While there is no one alive today who has a personal recollection of the crime, a relative of the train’s fireman, who was shot to death by the bandits, has preserved yellowed clippings from the Galveston News and the Fort Worth Record which give the details.
It was Sante Fe No. 7, en route from Chicago to Galveston via Fort Worth and Cleburne TX. Existing records don’t indicate how many passengers were on the train, but apparently there were a good number. No.7 stopped on a switch north of Saginaw to pass a northbound train, then continued on to the Saginaw station where it stopped for about a minute before pulling out for Fort Worth, a dozen miles away.
The intricate plot
But the story started several days earlier in the Arbuckle Mountains of Oklahoma. Jim Garlington, a bank robber by profession assembled a small gang of thugs to rob a train in Oklahoma, but they had to swim a swollen river to get to the designated spot, unfortunately the swim was so arduous that the train was already gone when they reached the tracks. So, Garlington and his friends headed south for Fort Worth where they had heard of a rich merchant who owned a fortune in diamonds. Somehow they took Assistant Police Chief H.D. Grunnells into their confidence and he talked them out of the diamond caper, but recommended the train robbery in Saginaw.
The double cross
As developments later revealed, Chief Grunnells planned the old double cross, he would arrest them after the robbery and collect the big reward the railroads were offering for train robbers.

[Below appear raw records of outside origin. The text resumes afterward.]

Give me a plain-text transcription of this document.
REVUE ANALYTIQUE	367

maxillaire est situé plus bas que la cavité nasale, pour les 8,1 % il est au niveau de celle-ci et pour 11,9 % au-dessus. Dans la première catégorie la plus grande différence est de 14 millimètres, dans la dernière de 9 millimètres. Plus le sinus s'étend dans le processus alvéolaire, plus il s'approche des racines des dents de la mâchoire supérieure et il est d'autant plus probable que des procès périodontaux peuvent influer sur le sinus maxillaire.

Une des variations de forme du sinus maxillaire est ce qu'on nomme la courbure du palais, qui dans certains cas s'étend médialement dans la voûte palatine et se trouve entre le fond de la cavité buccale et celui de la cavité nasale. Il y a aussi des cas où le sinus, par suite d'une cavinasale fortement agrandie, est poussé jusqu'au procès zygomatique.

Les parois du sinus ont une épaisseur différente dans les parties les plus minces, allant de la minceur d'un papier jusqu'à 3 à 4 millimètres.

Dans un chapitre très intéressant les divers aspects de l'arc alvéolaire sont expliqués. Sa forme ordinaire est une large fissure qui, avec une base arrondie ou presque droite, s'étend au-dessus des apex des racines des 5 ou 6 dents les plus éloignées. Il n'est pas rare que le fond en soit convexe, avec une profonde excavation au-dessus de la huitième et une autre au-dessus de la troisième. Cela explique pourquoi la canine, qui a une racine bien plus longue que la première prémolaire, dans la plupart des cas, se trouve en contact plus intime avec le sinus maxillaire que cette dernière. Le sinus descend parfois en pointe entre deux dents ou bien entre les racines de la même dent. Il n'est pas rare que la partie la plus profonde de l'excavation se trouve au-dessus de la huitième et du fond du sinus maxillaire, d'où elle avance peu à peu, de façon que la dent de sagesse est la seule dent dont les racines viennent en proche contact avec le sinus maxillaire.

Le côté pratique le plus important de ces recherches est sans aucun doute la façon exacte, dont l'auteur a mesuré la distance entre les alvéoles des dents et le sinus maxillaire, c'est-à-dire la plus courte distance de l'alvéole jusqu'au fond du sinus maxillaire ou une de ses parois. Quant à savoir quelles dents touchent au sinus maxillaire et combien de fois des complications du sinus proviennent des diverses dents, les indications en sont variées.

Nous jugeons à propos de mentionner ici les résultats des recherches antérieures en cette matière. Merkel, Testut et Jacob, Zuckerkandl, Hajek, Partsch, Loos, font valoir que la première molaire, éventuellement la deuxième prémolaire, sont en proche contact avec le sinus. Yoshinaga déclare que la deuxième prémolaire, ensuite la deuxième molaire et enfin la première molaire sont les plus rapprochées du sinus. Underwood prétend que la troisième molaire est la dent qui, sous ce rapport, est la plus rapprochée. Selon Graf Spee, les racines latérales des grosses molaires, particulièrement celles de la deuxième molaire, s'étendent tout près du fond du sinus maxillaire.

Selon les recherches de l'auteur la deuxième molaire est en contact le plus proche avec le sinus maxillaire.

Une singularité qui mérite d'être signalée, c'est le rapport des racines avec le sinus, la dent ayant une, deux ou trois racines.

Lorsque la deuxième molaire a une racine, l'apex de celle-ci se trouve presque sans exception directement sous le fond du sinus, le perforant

Garlington and his friends armed themselves with pistols and dynamite, hid in the darkness until No.7 rolled into Saginaw, then boarded her at the “blind baggage” between the engine’s coal tender and the first baggage car.
A lot of bungling and murder
When the train got 200 yards or so south of the Saginaw depot, Garlington started crawling across the coal tender, apparently slipped and accidentally fired his pistol. His companions thought the shot was a signal for them to swing into action so they clambered across the coal tender, shooting as they went. Fireman Watson Whitaker of Goldthwaite was killed instantly and Engineer Joe Williams was fatally wounded.
When the train stopped, the brakeman got off to find out what had happened, the robbers saw him and started shooting at him. He fled into the darkness, ran to a house to spread the alarm. A young man at the house rode horseback to the nearest telephone and called the sheriff.
But Chief Grunnells and other Fort Worth police were already approaching the scene, and when the shooting started, they fired in the general direction of the engine, and the robbers fled. Garlington apparently planned to commandeer the engine, uncouple the baggage cars, take them further down the tracks and blast them open with dynamite. When the plans went awry, they placed three sticks of dynamite under the baggage car, but were driven away before they could set it off.
The newspaper reports don’t indicate the reaction of the passengers, but the train eventually reached the depot in Fort Worth, then completed its run to Galveston.
The two victims were given hero’s burials. A special train took Whitaker’s body from Cleburne to his hometown of Goldthwaite, where it was greeted by most of the populace.
Finally a hanging
Grunnells was fired by Police Chief William Rea, and was indicted by a grand jury but never went to trial. He just disappeared from Fort Worth.
Three of the robbers were eventually captured and tried, and a fourth, if there was one, escaped, Charley Ellis turned state’s evidence and escaped trial. George Moore got a 99 year sentence, but served only 15. Garlington was arrested in Corsicana some days after the crime, was duly tried, convicted and sentenced to hang. A year and a day later after the attempted robbery, he was hanged on the gallows built by the Tarrant County jail.